The industries have unique problems and, so far, it's been a mixed autumn for each. The phone companies are desperately trying to win statewide or even national franchises. The latest skirmish, in Connecticut, seems to be going the telco's way. For the cable industry, the challenge of the moment is fending off the Federal Communications Commission -- or, more specifically, chairman Kevin Martin.
This New York Times story details Martin's efforts to determine if the "70/70" rule should take effect. The rule, which is part of the Cable Communications Act of 1984, mandates that the FCC can take more control over the industry if service is available to 70 percent or more of households and 70 percent or more of those households actually subscribe.
The story details which of the four other commissioners are likely to join with Martin on the vote. The situation is a bit odd, since cable industry seems to be facing a tremendous amount of competition, both from satellite services and telco-based fiber initiatives. Clearly, it is a more competitive landscape than it was when the Act took effect two decades ago.
On another level, a rule based on video viewership levels made sense in 1984. Today, however, it seems that real market power and dominance would be better determined by an assessment of the impact being made by the bundles of wired and/or wireless voice, data and video each industry is offering its customers and prospects.

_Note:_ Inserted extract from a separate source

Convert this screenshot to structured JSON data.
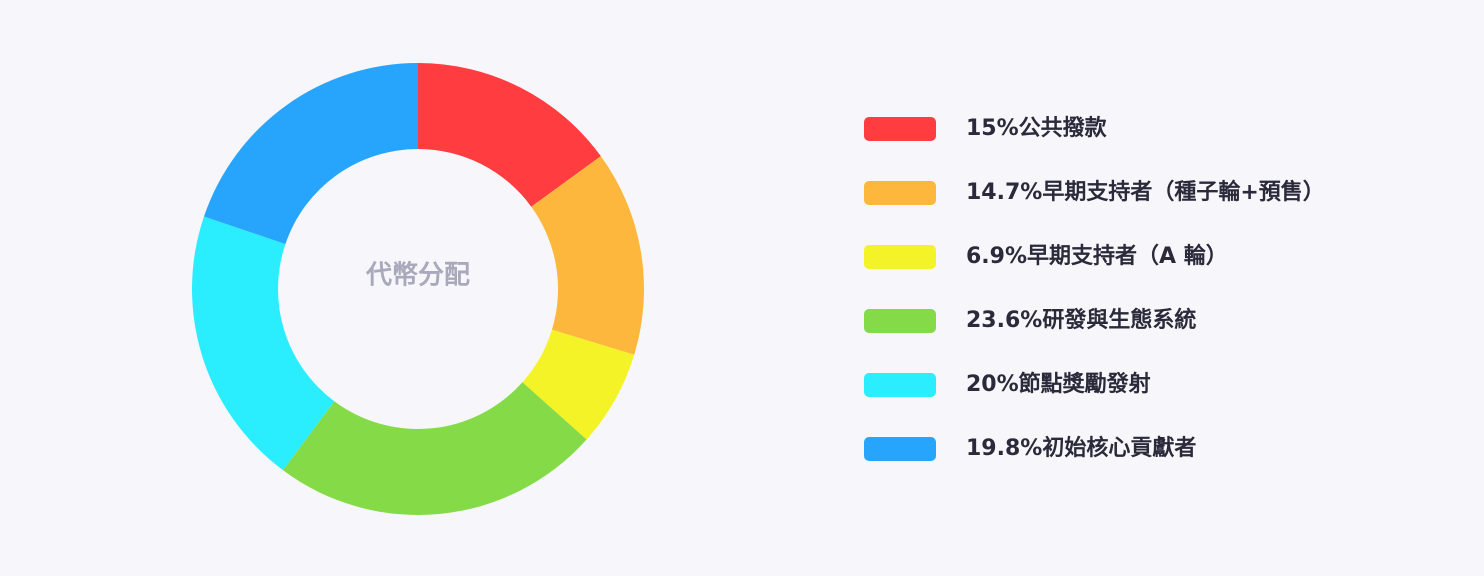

This may seem like a regulatory tug-of-war -- and not a particular new one, at that -- but it is important. The reality is that a lot of things that don't seem directly relevant (or even particularly interesting) have a big impact on how the market treats various carriers and service providers and, in turn, how quickly they build out and upgrade their networks.
In this context, it is important to note what a tough few months it's been for Comcast. On one hand, it has to worry about the machinations of the FCC while, on the other it has legions of dissatisfied customers (one of which, according to this Media Post blog, led Advertising Age columnist Bob Garfield to start a blog called "comcastmustdie.com"). The post describes a general sense of mistrust of the company on Wall Street as well as among its customers, a loss of customers to the phone industry -- FCC pronouncements notwithstanding -- and a generally sour atmosphere. The piece doesn't even touch on the battle with subscribers over peer-to-peer limits.
Neither the cable or phone companies are going away, of course. It will be interesting to see how the franchise landscape evolves and how hard Martin and the FCC push the cable industry, especially as it considers an initiative to relax newspaper/television cross ownership rules.